In cases of very late hiring, schools may substitute two online courses of the National Federation of State High School Associations – “Fundamentals of Coaching” and “First Aid, Health and Safety.” However, that coach must complete CAP Level 1 or 2 within six months of the hiring date.

These feel like big steps to some people in MHSAA member schools – “too expensive” or “another obstacle to finding qualified coaches,” some say; but these are baby steps. 

This barely keeps pace with national trends. Michigan’s tradition of local control and its distaste for unfunded mandates has kept Michigan schools in neutral while schools in most other states have made multiple levels of coaching education, and even licensing or certification, standard operating procedure.

The three initiatives to upgrade coaches education in this critical area of health and safety over the next three years only nudges Michigan to a passing grade for what most parents and the public expect of our programs. We will still trail most other states, which continue to advance the grading curve.

And for a state association that is among the national leaders by almost every other measure, it is unacceptable to be below average in what is arguably the most important of all: promoting athlete health and safety by improving the preparation of coaches.

The third health and safety thrust is a focus on practice policies to improve acclimatization and to reduce head trauma; and the fourth thrust is a focus on game rules to reduce head trauma and to identify each sport’s most injurious situations and reduce their frequency.

Because of the critical attention to football on all levels, peewee to pros, our first focus has been to football with the appointment of a football task force which has effectively combined promotion of the sport’s safety record at the school level and its value to students, schools and communities with probing for ways to make the sport still safer.

The task force proposals for practice policies are receiving most attention and will receive Council action in March (and will be published on Second Half over the next few weeks).

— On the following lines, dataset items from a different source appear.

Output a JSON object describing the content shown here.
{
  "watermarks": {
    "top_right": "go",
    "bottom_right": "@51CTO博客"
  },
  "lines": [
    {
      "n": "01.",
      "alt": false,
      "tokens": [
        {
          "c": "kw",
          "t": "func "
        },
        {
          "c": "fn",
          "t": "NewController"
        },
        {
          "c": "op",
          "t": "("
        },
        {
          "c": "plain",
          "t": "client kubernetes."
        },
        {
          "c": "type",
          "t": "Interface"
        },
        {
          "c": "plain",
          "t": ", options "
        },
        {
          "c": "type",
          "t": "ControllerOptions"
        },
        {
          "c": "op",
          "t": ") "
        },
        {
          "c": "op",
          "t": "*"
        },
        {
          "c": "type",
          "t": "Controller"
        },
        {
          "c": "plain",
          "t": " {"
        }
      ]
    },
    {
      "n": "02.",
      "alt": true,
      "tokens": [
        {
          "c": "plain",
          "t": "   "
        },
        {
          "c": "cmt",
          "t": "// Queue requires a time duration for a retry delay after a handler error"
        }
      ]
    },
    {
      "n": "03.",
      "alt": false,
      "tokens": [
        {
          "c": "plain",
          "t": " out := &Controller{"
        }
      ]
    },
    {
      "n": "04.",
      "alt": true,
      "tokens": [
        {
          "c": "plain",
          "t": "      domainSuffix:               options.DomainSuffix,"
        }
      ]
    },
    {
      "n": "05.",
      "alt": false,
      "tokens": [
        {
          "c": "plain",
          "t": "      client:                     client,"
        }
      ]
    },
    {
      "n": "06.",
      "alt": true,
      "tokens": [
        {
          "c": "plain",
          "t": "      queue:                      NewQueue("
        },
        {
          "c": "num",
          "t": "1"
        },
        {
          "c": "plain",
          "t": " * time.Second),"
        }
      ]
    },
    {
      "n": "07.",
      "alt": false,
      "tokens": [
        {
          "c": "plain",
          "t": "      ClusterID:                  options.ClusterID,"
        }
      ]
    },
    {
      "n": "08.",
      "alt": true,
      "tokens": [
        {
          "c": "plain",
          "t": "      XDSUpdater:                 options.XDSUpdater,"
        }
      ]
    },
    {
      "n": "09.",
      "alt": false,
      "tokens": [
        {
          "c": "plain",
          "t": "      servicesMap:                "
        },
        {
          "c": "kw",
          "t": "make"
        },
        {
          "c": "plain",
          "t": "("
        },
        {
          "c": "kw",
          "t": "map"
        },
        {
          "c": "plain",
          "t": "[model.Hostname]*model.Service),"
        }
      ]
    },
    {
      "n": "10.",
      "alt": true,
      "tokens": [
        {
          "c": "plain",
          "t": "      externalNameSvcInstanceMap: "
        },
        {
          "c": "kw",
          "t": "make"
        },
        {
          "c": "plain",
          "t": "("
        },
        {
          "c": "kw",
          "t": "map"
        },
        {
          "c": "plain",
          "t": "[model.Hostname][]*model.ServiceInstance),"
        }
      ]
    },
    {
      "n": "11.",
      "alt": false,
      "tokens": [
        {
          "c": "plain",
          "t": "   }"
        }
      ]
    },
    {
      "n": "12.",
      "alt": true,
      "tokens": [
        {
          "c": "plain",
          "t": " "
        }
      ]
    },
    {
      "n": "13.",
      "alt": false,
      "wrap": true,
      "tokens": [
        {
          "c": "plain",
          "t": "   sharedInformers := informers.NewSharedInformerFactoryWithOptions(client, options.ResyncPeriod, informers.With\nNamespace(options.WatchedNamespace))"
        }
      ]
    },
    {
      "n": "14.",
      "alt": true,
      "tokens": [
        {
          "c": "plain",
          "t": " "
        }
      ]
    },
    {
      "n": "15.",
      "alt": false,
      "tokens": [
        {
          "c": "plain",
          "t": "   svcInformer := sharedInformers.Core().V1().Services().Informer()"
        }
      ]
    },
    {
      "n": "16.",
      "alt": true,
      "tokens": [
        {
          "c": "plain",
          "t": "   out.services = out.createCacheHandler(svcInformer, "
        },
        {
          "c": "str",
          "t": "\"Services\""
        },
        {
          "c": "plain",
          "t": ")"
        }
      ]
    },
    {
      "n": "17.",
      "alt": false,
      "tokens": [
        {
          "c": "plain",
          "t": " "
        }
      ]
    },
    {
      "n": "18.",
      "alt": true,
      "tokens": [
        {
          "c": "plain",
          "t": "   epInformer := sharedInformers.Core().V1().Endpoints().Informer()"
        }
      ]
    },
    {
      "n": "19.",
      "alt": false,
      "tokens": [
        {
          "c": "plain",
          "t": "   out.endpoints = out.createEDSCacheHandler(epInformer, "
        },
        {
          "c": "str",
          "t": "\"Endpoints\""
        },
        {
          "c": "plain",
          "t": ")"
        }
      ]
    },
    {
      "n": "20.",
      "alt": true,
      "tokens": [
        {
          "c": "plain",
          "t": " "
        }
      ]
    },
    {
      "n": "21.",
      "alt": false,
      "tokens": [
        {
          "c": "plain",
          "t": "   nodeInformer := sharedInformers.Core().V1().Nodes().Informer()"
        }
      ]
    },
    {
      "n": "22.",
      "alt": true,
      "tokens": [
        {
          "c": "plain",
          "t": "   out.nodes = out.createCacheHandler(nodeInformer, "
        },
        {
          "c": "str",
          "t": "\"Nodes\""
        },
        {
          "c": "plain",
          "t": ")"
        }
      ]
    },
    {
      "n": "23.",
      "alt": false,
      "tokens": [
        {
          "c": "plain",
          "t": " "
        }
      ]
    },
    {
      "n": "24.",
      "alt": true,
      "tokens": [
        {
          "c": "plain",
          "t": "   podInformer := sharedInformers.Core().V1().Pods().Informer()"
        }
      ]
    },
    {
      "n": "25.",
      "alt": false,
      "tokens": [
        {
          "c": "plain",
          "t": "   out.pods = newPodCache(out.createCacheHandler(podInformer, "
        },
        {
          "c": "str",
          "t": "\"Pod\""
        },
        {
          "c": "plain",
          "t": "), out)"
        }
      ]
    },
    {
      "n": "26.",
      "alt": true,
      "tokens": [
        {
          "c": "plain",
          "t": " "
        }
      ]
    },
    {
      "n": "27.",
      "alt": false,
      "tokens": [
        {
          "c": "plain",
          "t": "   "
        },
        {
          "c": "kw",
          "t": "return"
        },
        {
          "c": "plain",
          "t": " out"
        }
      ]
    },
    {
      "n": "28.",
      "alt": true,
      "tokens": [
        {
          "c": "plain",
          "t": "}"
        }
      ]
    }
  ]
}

But the task force also has assisted MHSAA staff in developing promotional materials that are already in use, and the task force pointed MHSAA staff to playing rules that need emphasis or revision to keep school-based football as safe as possible.

During 2013-14, all MHSAA sport committees will be giving unprecedented time to the topics of the third and fourth thrusts and, when necessary, a task force will be appointed to supplement those sport committee efforts.

Frequently Asked Questions About CPR Certification 

Q. Who is authorized to provide CPR certification?
A. The MHSAA does not dictate which organization must provide the CPR education and certification. However, the Michigan Department of Human Services lists the following organizations that are approved to provide CPR training:

  • American CPR Training: www.americancpr.com
  • American Heart Association: www.americanheart.org
  • American Red Cross: www.redcross.org
  • American Safety and Health Institute: www.hsi.com/ashi/about
  • American Trauma Event Management: www.atem.us
  • Cardio Pulmonary Resource Center: 517-543-9180
  • Emergency Care and Safety Institute: www.ecsinstitute.org
  • EMS Safety Services: www.emssafety.com
  • Medic First Aid: www.medicfirstaid.com
  • National Safety Council: www.nsc.org
  • Pro CPR: www.procpr.org

Q.
How expensive is the certification?
A.  $0 to $75.
 
Q. How long does certification take?
A. Two to five hours.
 
Q. How long does the certification last?
A. Generally, two years.
 
Q. Does the MHSAA specify the age level for the CPR training?
A. No. Generally, the course for adults alerts candidates of the necessary modifications for children and infants, and vice versa.